Christine Duffy explains CLIA's new global trade organization

Christine Duffy, President, and CEO of CLIA explains CLIA’s new global CLIA Trade Association.

Carrie Finley-Bajak: What is CLIA’s annual Leadership Forum? How have the duties of the leadership team changed over the years? It seems like there is a big push for a global cruise presence this year, would that be accurate?

Christine Duffy:   CLIA’s annual Leadership Forum is a way to bring our cruise line members and industry partners together to share information, ideas and plans for the coming year.  During the most recent conference in November 2012, CLIA’s Board of Directors approved recommendations for the industry to form a new unified association structure.  Following Leadership Forum, we announced that nine cruise associations had agreed to operate under a common organization under the CLIA name with a unified structure to serve as the voice and advocacy leader of the global cruise industry. Cruising continues to grow exponentially worldwide and our issues, regulators, and stakeholders span international borders.  Consequently, the industry needs the structure to provide for more effective global coordination, communication, and stakeholder engagement.

Carrie Finley-Bajak:  Tell me more about why CLIA’s Board of Directors feels that the industry should form a new unified association model.  As a past travel agent and a specialist in social media strategies for cruising, this is extremely interesting to me.

Christine Duffy:  Now more than ever, the industry’s actions are intrinsically linked at the local, regional and global levels and the cruise associations around the world recognize this.  The objectives of the new association are to develop a more unified and coordinated approach for the cruise industry at the global level, create a structure to permit the industry to speak with one voice, and establish a unified structure for governance and decision-making at the global and local levels.

Carrie Finley-Bajak:  Can you tell me more about how the European Cruise Council has morphed into CLIA Europe? What are the advantages of this union for travel agents and the cruising public?

Christine Duffy:  All of the associations that are part of the new association will use the CLIA name with a regional designation. The industry will continue to be represented at the local level by regional and national associations, maintaining a structure for governance and decision-making at a local level.  In Europe specifically, regional activities will be managed by CLIA Europe, while country-specific activities and programs will be managed by national cruise association like CLIA UK, who provide training to UK-based travel agents and promotes cruising in the UK.  Cross-cutting global issues will be managed collectively by the industry at the global organizational level. The objective of this change is to provide the industry with a more coordinated and efficient leadership presence at the global level to accommodate the needs of the industry today and into the future. For travel agent members, the new association offers enhanced information sharing, networking, and training on a broader scale.   For the cruising public, there will be greater global visibility for our industry, which will help attract first-time cruisers and convince them of the benefits that only a cruise can provide.

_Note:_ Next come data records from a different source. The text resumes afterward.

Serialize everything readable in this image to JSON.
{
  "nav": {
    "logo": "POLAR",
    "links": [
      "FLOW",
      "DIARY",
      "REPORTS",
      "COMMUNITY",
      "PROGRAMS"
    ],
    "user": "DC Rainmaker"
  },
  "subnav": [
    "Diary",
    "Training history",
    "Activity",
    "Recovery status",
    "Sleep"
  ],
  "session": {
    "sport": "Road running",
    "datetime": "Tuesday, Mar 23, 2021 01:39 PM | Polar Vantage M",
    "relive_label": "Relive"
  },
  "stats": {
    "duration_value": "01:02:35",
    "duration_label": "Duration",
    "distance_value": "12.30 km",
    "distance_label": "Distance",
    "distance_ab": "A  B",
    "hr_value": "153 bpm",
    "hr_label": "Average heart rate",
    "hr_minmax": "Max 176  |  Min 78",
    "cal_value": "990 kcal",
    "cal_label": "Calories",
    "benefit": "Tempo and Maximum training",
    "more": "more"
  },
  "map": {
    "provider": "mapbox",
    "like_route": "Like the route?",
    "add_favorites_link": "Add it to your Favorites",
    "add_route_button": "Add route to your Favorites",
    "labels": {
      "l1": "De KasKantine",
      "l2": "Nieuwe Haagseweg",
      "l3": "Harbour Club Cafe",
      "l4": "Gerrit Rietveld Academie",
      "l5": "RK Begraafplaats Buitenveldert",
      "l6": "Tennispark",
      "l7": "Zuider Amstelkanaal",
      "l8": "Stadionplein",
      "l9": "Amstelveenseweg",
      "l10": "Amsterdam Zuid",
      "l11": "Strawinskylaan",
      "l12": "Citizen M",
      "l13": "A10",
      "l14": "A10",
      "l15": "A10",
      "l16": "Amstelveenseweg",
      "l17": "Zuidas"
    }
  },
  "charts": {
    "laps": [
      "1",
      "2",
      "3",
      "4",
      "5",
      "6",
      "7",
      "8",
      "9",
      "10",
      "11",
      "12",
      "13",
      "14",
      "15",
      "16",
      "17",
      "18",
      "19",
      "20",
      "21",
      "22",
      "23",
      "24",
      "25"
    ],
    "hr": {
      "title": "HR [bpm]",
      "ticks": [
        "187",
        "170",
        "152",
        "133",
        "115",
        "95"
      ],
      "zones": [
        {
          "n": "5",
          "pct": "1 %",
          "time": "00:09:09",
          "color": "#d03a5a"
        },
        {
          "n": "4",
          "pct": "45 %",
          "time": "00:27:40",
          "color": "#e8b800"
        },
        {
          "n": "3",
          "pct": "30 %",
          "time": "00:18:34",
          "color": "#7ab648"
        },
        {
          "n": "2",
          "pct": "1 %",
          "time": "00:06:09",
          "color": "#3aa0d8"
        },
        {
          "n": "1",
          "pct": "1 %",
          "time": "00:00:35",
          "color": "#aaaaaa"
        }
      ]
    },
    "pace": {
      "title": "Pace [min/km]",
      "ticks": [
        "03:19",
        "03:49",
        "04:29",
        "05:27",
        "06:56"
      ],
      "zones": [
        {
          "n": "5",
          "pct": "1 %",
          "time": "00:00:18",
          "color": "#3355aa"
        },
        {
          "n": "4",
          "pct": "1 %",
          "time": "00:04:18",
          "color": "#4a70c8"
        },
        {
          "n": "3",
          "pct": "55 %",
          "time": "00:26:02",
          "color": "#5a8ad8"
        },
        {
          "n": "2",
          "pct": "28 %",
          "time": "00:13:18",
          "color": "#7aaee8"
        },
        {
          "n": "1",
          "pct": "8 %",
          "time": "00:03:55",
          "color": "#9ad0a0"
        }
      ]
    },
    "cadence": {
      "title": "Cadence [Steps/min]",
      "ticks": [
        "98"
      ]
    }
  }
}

Carrie Finley-Bajak: How important is the industry’s new global structure? Can you elaborate on what that is and comment on any future goals or action items and how they impact cruise customers?

Christine Duffy:  The association will be governed by a global board of directors and executive committee of major international cruise lines.   Howard Frank, Vice Chairman, Chief Operating Officer and member of the Executive Committee, Carnival Corporation & plc will serve as Chairman of the Board through 2013.  I will serve as the Global President and CEO of the new association.  CLIA Global will have leadership and staff dedicated to technical and regulatory issues, associate members and executive partners, industry relations, research, and communications.  The objective of this change is to provide the industry with a more coordinated and efficient leadership presence at the global level to accommodate the needs of the industry today and into the future.  The cruising public will benefit from greater awareness of our dynamic, growing industry, which surpassed 20 million global passengers in 2011 for the first time ever.

Carrie Finley-Bajak:  you moderated the Professional Women in Cruise Forum, a networking breakfast for 40 women in our industry. To me, cruising seems like a very male-dominated industry when it comes to operations. I would love to highlight some of the females in our industry who are paving the way for more of us to get involved.

Christine Duffy:  There are many women in the cruise industry who have paved the way for others, including: Eleni Kalisch, Vice President, Federal Government Relations, Royal Caribbean; Ann Sherry, CEO, Carnival Australia; Mona Ehrenreich, General Counsel, Princess Cruises; Diane Moore, President, Paul Gauguin Cruises; Pamela Conover, CEO, SeaDream Yacht Club.